Un bilan mitigé du quinquennat sur l'égalité femmes-hommes
Le Monde du 11 janvier 2017 Gaëlle Dupont
Si
des avancées ont eu lieu, elles restent insuffisantes, estime
l'association laboratoire de l'égalité, dans un état des lieux publié
mardi 10 janvier
Malgré le volontarisme affiché par la gauche depuis son
arrivée au pouvoir, un très long chemin reste à parcourir pour
atteindre l'égalité entre les femmes et les hommes. C'est le constat
que dresse le Laboratoire de l'égalité,
think tank féministe à l'origine d'un pacte pour l'égalité signé
par plusieurs candidats à l'élection présidentielle de 2012, dont
François Hollande. L'association, qui s'intéresse à la parité, à
l'égalité professionnelle et à l'implication des deux sexes dans la
sphère domestique, publie, mardi 10 janvier, un bilan mitigé du
quinquennat.
" Il y a eu des avancées, mais elles ne sont pas suffisantes,
résume Olga Trostiansky, sa présidente, ancienne élue (PS) à la mairie
de Paris, aujourd'hui en poste dans une grande banque. Nos membres sont
des personnes très engagées et ambitieuses sur ces sujets. Leur regard
est forcément critique. "
Côté positif, la période a été marquée par une ambition
nouvelle, incarnée par la nomination en 2012 de Najat
Vallaud-Belkacem à la tête d'un ministère de plein exercice chargé des
droits des femmes, le premier depuis 1981. Après une parenthèse (la
nomination de Pascale Boistard à la tête d'un secrétariat d'Etat
d'août 2014 à février 2016), la thématique a de nouveau été
confiée à une ministre, Laurence Rossignol, également chargée de la
famille.
La loi du 4 août 2014 sur l'égalité entre les femmes et
les hommes contenait en outre des mesures concrètes, comme la parité
dans les conseils départementaux, les fédérations sportives ou les
chambres de commerce. Les listes devront également être paritaires lors
des prochaines élections de représentants du personnel dans les
entreprises. " Mais les têtes de liste restent majoritairement des
hommes et les attributions de compétences dans les exécutifs locaux
restent encore trop stéréotypées avec les femmes élues concentrées dans
les domaines considérés comme les plus “mineurs” (éducation, social) ",
relève l'association.
Abandon des ABCD de l'égalité
Pour la première fois, des sanctions financières ont été
décidées contre les entreprises ne respectant pas l'égalité salariale.

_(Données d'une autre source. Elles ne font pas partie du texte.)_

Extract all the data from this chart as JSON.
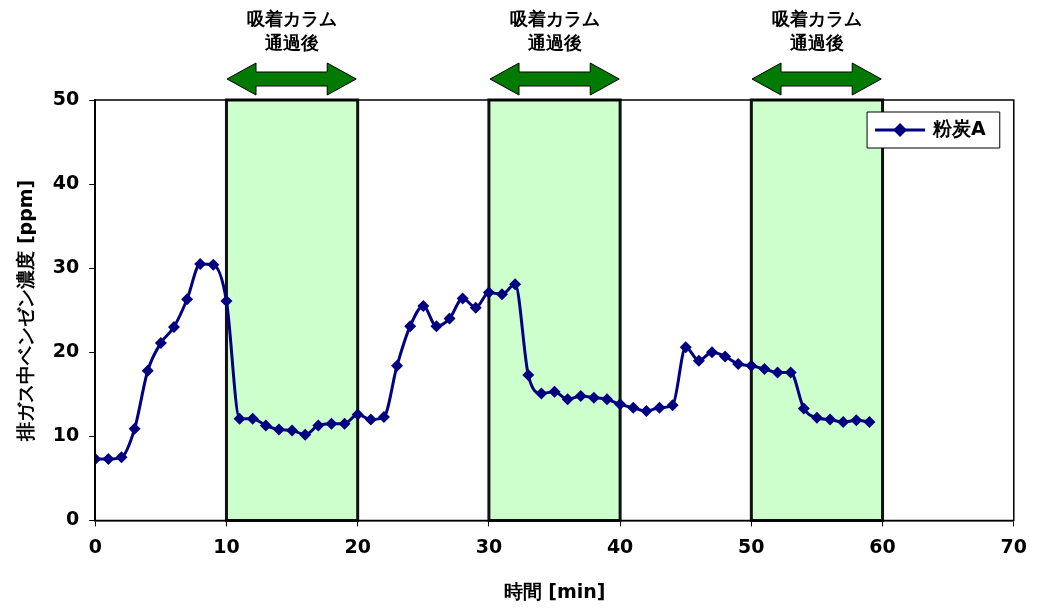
{
  "chart_data": {
    "type": "line",
    "xlabel": "時間 [min]",
    "ylabel": "排ガス中ベンゼン濃度 [ppm]",
    "x": [
      0,
      1,
      2,
      3,
      4,
      5,
      6,
      7,
      8,
      9,
      10,
      11,
      12,
      13,
      14,
      15,
      16,
      17,
      18,
      19,
      20,
      21,
      22,
      23,
      24,
      25,
      26,
      27,
      28,
      29,
      30,
      31,
      32,
      33,
      34,
      35,
      36,
      37,
      38,
      39,
      40,
      41,
      42,
      43,
      44,
      45,
      46,
      47,
      48,
      49,
      50,
      51,
      52,
      53,
      54,
      55,
      56,
      57,
      58,
      59
    ],
    "series": [
      {
        "name": "粉炭A",
        "color": "#000080",
        "values": [
          7.3,
          7.3,
          7.5,
          10.9,
          17.8,
          21.1,
          23.0,
          26.3,
          30.5,
          30.4,
          26.1,
          12.1,
          12.1,
          11.3,
          10.8,
          10.7,
          10.2,
          11.3,
          11.5,
          11.5,
          12.6,
          12.0,
          12.3,
          18.4,
          23.1,
          25.5,
          23.1,
          24.0,
          26.4,
          25.3,
          27.1,
          26.9,
          28.1,
          17.3,
          15.1,
          15.3,
          14.4,
          14.8,
          14.6,
          14.4,
          13.8,
          13.4,
          13.0,
          13.4,
          13.7,
          20.6,
          19.0,
          20.0,
          19.5,
          18.6,
          18.4,
          18.0,
          17.6,
          17.6,
          13.3,
          12.2,
          12.0,
          11.7,
          11.9,
          11.7
        ]
      }
    ],
    "xlim": [
      0,
      70
    ],
    "xticks": [
      0,
      10,
      20,
      30,
      40,
      50,
      60,
      70
    ],
    "ylim": [
      0,
      50
    ],
    "yticks": [
      0,
      10,
      20,
      30,
      40,
      50
    ],
    "bands": [
      {
        "axis": "x",
        "from": 10,
        "to": 20,
        "label": "吸着カラム通過後",
        "color": "#ccffcc"
      },
      {
        "axis": "x",
        "from": 30,
        "to": 40,
        "label": "吸着カラム通過後",
        "color": "#ccffcc"
      },
      {
        "axis": "x",
        "from": 50,
        "to": 60,
        "label": "吸着カラム通過後",
        "color": "#ccffcc"
      }
    ],
    "grid": false,
    "legend": "top right",
    "marker": "diamond",
    "line_style": "solid"
  }
}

Un peu plus d'une centaine ont payé des pénalités depuis janvier
2013. Désormais, 91 % des grandes entreprises sont couvertes par
un accord en faveur de l'égalité professionnelle, mais seulement
35 % des entreprises de 50 à 299 salariés. Les salaires des
hommes restent supérieurs de 28 % à ceux des femmes (19 %
si la différence due au temps de travail est neutralisée). " Le
principe à travail égal, salaire égal, carrière égale, n'est toujours
pas respecté ", observe Sarah Saint-Michel, maître de conférences à
l'université Paris-Sorbonne, membre du conseil d'orientation du
laboratoire. " La lutte contre la précarité et le temps partiel, subis
en majorité par des femmes, a été insuffisante ", poursuit-elle.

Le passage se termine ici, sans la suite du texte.